Near And Middle And Far

I remember as if it were yesterday my very first encounter with Tarleton. He was propping up the bar in a beige and dismal drinking den, beetle-browed and lantern-jawed and babbling to no one in particular. I sat on a stool beside him, ordered a sprangeloenkenkischt, and listened to what he had to say.

He was only recently back from a hush-hush mission in the East, and was worrying, like a dog with a sheep, at the impossibility of grasping the difference between the Near East, the Middle East, and the Far East. What seemed to bother him was that, whereas the location of the Middle East was as clear as dammit, between the Near and the Far, placing the Near and the Far was by no means as simple a matter. If you were slap bang in the middle of the Middle East, for example, the Near East and the Far East would be equidistant from where you stood, or sat, or lay sprawled in a hammock in the blistering noonday sun, going mad.

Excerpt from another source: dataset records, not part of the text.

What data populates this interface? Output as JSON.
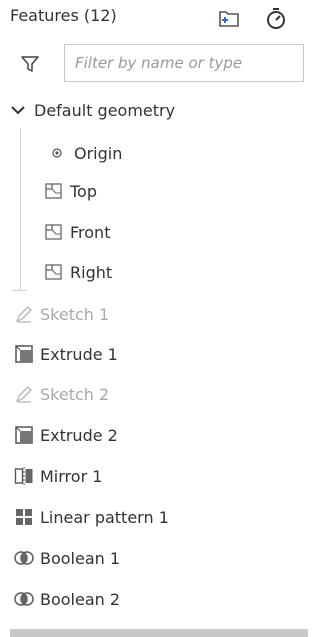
{
  "header": {
    "title": "Features (12)",
    "icons": [
      "add-folder-icon",
      "rollback-timer-icon"
    ]
  },
  "filter": {
    "icon": "filter-icon",
    "placeholder": "Filter by name or type"
  },
  "tree": {
    "group": {
      "label": "Default geometry",
      "expanded": true,
      "icon": "chevron-down-icon"
    },
    "group_children": [
      {
        "label": "Origin",
        "icon": "origin-point-icon"
      },
      {
        "label": "Top",
        "icon": "plane-icon"
      },
      {
        "label": "Front",
        "icon": "plane-icon"
      },
      {
        "label": "Right",
        "icon": "plane-icon"
      }
    ],
    "features": [
      {
        "label": "Sketch 1",
        "icon": "sketch-pencil-icon",
        "suppressed_look": true
      },
      {
        "label": "Extrude 1",
        "icon": "extrude-icon",
        "suppressed_look": false
      },
      {
        "label": "Sketch 2",
        "icon": "sketch-pencil-icon",
        "suppressed_look": true
      },
      {
        "label": "Extrude 2",
        "icon": "extrude-icon",
        "suppressed_look": false
      },
      {
        "label": "Mirror 1",
        "icon": "mirror-icon",
        "suppressed_look": false
      },
      {
        "label": "Linear pattern 1",
        "icon": "linear-pattern-icon",
        "suppressed_look": false
      },
      {
        "label": "Boolean 1",
        "icon": "boolean-icon",
        "suppressed_look": false
      },
      {
        "label": "Boolean 2",
        "icon": "boolean-icon",
        "suppressed_look": false
      }
    ]
  },
  "colors": {
    "text": "#333333",
    "dim_text": "#a8a8a8",
    "icon_dark": "#555555",
    "accent_blue": "#2a6fc9"
  }
}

When he briefly paused to glug his kolokkengehemmelbe, I asked him which East, Near or Middle or Far, he had been in, on his hush-hush mission. Swallowing the dregs of the fiery liqueur, he spluttered and told me the point of a hush-hush mission was that it was hush-hush. I could not disagree with that. I bought him another drink. His tongue did not need loosening, but I was at a loose end, and he seemed to be a man of parts, well worth listening to.

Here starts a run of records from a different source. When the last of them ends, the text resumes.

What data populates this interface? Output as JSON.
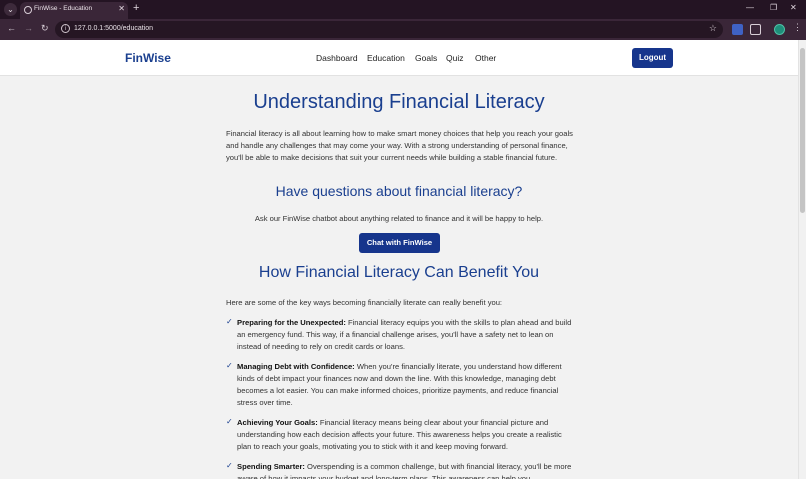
{
  "browser": {
    "tab_title": "FinWise - Education",
    "url": "127.0.0.1:5000/education"
  },
  "header": {
    "brand": "FinWise",
    "nav": [
      "Dashboard",
      "Education",
      "Goals",
      "Quiz",
      "Other"
    ],
    "logout": "Logout"
  },
  "main": {
    "title": "Understanding Financial Literacy",
    "intro": "Financial literacy is all about learning how to make smart money choices that help you reach your goals and handle any challenges that may come your way. With a strong understanding of personal finance, you'll be able to make decisions that suit your current needs while building a stable financial future.",
    "questions_heading": "Have questions about financial literacy?",
    "questions_text": "Ask our FinWise chatbot about anything related to finance and it will be happy to help.",
    "chat_button": "Chat with FinWise",
    "benefits_heading": "How Financial Literacy Can Benefit You",
    "benefits_intro": "Here are some of the key ways becoming financially literate can really benefit you:",
    "check_symbol": "✓",
    "benefits": [
      {
        "title": "Preparing for the Unexpected:",
        "text": " Financial literacy equips you with the skills to plan ahead and build an emergency fund. This way, if a financial challenge arises, you'll have a safety net to lean on instead of needing to rely on credit cards or loans."
      },
      {
        "title": "Managing Debt with Confidence:",
        "text": " When you're financially literate, you understand how different kinds of debt impact your finances now and down the line. With this knowledge, managing debt becomes a lot easier. You can make informed choices, prioritize payments, and reduce financial stress over time."
      },
      {
        "title": "Achieving Your Goals:",
        "text": " Financial literacy means being clear about your financial picture and understanding how each decision affects your future. This awareness helps you create a realistic plan to reach your goals, motivating you to stick with it and keep moving forward."
      },
      {
        "title": "Spending Smarter:",
        "text": " Overspending is a common challenge, but with financial literacy, you'll be more aware of how it impacts your budget and long-term plans. This awareness can help you"
      }
    ]
  },
  "colors": {
    "accent": "#1a3f8f",
    "button": "#16358c",
    "chrome": "#3a2638"
  }
}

I was wrong. For the next two hours, he gabbled on and on and on, without cease, trying but failing to settle the matter of the three Easts, Near and Middle and Far, now and then pulling from his pocket a crumpled map, hand-drawn with a leaky biro on a filthy napkin, on which he had tried, tried and failed, tried again and failed again, like the best or worst of Beckettians, to hammer home the geography of the East, to pin it down, definitively, so that he would no longer need to think about it. That, he said, in among his witterings, was what he could not stand – that no matter how hard he tried, the East would remain forever beyond his grasp.

Eventually he staggered off to the lavatory to vomit. He had left the napkin map on the counter. Idly, I picked it up. I turned it this way and that, and then, feeling the breath of God on the back of my neck, I crumpled it up and uncrumpled it and turned it upside down and back to front. I laid it back on the counter and smoothed it out, downed the last of my goospelkschnittzern, wrapped my muffler tight about my neck, and tottered out into the icy blizzard. As I followed the tractor-tracks back towards my chalet, I heard from inside the bar a scream, at once hysterical and tragic and unhinged and ecstatic. I lit my pipe, as snowflakes fell.